Deforestation in Brazil began to rise in 2013, after a decade of decline and a year after a revision of the Brazilian forest code by leftist president Dilma Rousseff, including an amnesty for people deforested before 2008. Under Bolsonaro , deforestation skyrocketed, reaching 9,800 square kilometers in the year through July 2019.

While the new rules were raging, the Brazilian environmental agency Ibama fired Renê de Oliveira and Hugo Loss, two high-level field specialists, weeks after coordinating an operation to expel invaders in indigenous reserves in the state of Pará for fears of spreading Covid-19. The operation had In the foreground in the popular TV show Fantástico, which also exhibited pro-Bolsonaro land grabbers with political connections. Ibama’s director of protection, Olivaldi Azevedo, had already been fired.

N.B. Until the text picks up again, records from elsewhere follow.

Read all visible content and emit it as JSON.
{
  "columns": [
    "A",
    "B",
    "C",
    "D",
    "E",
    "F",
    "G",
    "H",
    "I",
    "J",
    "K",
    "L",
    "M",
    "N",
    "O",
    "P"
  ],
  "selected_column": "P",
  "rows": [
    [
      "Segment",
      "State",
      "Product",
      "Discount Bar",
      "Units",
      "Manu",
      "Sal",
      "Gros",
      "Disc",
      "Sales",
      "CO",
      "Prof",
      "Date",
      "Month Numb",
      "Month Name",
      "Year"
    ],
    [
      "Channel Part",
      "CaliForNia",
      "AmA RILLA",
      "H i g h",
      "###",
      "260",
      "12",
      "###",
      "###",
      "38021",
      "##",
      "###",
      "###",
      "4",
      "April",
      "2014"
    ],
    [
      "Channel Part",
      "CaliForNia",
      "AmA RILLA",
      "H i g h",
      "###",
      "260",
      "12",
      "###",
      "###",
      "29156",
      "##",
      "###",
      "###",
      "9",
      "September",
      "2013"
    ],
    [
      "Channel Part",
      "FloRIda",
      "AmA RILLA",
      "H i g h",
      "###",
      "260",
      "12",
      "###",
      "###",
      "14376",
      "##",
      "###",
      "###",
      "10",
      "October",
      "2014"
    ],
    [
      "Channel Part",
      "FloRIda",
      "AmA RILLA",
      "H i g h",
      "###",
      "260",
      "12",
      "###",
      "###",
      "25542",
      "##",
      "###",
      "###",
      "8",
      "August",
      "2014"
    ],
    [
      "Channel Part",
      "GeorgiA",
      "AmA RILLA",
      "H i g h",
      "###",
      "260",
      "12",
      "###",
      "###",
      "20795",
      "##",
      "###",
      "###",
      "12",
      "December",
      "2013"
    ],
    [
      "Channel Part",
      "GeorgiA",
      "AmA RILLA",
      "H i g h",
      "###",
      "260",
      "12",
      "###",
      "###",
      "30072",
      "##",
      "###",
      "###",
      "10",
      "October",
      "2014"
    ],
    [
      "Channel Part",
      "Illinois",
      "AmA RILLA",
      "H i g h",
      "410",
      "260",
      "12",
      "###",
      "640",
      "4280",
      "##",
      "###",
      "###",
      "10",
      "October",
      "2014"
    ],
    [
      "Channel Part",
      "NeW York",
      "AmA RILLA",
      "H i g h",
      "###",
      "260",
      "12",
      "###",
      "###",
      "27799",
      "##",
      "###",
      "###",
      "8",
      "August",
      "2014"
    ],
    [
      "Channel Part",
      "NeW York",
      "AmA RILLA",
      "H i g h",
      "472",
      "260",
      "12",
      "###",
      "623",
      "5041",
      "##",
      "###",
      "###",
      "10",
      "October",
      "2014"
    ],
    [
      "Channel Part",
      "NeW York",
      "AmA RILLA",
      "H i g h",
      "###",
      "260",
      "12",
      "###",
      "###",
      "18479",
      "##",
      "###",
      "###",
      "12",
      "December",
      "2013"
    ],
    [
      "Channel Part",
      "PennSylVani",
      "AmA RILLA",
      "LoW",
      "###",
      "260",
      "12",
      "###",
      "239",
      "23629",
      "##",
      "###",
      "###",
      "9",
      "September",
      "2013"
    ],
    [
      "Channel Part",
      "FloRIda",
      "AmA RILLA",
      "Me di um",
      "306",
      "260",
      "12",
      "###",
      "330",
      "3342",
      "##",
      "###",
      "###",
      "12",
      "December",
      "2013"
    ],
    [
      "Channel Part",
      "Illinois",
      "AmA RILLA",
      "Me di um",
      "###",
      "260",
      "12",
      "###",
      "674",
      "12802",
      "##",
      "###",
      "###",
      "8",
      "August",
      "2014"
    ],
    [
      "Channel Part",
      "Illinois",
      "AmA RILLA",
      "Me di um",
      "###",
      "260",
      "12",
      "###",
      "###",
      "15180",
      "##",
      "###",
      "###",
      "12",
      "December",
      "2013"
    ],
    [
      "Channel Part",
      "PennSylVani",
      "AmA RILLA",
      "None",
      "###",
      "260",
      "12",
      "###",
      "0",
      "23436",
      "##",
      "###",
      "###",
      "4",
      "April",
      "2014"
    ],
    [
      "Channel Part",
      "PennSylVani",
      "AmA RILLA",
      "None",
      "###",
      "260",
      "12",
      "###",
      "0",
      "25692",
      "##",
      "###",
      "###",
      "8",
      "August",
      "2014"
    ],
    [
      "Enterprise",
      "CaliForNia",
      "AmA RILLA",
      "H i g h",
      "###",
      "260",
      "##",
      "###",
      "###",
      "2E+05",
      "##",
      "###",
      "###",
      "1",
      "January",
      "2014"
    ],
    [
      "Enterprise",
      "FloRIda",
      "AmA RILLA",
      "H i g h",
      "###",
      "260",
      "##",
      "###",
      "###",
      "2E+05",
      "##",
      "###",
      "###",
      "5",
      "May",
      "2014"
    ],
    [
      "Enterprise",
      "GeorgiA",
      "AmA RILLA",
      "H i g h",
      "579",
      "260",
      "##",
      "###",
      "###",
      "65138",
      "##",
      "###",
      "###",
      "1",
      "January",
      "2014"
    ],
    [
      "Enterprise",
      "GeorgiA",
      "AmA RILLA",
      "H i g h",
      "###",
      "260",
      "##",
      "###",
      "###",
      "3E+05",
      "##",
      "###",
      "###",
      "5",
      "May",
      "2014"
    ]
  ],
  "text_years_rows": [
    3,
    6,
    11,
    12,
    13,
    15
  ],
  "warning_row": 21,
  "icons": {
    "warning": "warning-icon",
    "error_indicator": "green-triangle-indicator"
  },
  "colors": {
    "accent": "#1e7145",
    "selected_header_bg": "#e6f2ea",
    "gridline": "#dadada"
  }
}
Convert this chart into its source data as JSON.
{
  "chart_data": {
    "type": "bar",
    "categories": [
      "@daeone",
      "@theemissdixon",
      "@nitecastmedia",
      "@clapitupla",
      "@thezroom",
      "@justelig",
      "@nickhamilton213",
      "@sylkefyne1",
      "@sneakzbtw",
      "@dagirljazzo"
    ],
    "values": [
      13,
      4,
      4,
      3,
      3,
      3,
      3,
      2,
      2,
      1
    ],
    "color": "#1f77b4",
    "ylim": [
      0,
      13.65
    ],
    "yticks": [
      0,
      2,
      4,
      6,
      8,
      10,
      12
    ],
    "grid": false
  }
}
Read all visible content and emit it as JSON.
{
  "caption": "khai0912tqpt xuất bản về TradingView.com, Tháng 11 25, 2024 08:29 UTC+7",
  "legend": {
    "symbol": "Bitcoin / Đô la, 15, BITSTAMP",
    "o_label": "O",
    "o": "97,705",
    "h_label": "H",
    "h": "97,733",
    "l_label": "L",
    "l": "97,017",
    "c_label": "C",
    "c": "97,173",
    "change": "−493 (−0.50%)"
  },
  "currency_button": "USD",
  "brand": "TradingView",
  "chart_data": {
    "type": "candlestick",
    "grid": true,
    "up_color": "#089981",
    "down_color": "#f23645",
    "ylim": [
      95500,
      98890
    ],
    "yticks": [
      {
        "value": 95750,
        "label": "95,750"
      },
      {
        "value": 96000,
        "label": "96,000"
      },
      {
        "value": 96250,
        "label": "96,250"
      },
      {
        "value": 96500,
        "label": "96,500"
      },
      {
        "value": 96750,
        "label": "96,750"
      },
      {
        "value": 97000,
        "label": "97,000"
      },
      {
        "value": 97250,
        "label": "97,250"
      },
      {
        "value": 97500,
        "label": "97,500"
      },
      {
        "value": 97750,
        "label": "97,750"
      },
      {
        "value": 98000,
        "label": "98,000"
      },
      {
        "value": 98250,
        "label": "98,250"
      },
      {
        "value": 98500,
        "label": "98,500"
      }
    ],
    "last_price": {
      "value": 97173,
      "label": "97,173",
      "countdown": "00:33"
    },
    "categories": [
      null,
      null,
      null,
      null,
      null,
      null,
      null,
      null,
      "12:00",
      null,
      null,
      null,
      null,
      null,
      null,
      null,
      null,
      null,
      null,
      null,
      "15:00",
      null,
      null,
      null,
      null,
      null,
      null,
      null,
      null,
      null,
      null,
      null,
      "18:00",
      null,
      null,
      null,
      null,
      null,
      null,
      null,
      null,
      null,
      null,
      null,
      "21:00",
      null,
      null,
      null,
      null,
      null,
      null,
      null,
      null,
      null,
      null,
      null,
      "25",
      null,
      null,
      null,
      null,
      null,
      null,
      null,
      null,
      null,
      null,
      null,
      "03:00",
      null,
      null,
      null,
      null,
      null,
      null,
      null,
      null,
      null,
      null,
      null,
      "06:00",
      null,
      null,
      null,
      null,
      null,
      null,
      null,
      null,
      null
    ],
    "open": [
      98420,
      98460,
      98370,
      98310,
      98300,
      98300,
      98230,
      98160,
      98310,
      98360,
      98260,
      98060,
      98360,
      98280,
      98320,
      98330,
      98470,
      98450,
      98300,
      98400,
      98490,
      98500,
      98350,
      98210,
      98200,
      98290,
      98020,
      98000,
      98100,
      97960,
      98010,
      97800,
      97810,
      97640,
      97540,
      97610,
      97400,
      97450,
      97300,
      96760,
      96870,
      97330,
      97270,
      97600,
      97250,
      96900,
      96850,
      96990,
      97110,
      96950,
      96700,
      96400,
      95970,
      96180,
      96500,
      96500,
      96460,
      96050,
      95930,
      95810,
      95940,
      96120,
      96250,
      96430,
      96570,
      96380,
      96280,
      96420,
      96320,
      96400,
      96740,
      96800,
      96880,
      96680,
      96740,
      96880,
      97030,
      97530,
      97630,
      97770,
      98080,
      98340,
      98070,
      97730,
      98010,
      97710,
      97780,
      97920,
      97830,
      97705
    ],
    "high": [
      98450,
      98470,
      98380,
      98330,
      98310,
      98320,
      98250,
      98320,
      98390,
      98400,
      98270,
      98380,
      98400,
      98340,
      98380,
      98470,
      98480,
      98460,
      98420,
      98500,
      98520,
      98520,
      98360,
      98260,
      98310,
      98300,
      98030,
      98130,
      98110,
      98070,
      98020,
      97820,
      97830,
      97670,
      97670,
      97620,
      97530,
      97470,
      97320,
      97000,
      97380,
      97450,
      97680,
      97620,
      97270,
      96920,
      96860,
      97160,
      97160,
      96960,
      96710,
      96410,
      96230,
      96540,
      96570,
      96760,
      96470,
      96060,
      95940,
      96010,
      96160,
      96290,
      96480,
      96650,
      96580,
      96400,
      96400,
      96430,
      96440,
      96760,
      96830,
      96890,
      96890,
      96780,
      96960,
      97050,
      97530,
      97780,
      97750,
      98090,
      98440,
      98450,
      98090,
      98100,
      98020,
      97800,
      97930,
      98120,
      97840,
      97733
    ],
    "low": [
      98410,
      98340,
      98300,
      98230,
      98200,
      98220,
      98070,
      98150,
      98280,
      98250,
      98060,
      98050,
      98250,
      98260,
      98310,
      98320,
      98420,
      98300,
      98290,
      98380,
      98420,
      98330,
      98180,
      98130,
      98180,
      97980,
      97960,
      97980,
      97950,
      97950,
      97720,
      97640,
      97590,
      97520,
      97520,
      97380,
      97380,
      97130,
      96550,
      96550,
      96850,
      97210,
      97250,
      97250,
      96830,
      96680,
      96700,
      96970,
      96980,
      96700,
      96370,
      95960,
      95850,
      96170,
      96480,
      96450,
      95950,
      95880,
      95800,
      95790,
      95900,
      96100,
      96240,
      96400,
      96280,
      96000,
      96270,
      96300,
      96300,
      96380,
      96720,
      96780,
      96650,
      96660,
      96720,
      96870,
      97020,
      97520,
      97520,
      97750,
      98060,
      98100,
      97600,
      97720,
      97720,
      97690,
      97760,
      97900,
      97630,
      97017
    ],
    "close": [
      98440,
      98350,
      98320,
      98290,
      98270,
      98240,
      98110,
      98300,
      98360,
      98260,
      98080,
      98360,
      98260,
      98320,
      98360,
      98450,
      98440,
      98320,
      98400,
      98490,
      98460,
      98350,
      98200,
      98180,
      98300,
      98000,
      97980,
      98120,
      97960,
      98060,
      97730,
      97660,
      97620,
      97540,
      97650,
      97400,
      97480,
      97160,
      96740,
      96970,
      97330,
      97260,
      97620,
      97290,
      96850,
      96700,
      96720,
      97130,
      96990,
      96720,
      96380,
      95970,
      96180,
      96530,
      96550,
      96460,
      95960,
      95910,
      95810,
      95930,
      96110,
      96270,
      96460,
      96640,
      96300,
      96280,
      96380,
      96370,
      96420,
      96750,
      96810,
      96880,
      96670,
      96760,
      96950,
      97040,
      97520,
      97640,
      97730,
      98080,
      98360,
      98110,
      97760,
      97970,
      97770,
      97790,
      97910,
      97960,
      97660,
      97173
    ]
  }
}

Environmentalists have said that reducing protection and encouraging invasions of protected areas risk greater violence against those who defend them.

In March an indigenous teacher, Zezico Guajajara, was killed in the state of Maranhão, the fifth murder in the area in six months. In April, Ari Uru-Eu-Wau-Wau, a teacher from the Uru-Eu-Wau-Wau reserve in the Amazonian state of Rondônia, was killed. He was part of a group that patrolled the tribe’s reservation and had been threatened.

“The invaders think they can enter the indigenous reserve because of the government’s agenda,” said Ivaneide Bandeira, of the Kanindé nonprofit group, who has worked with the tribe for decades and knew Ari. “Covid is the cover and the excuse.”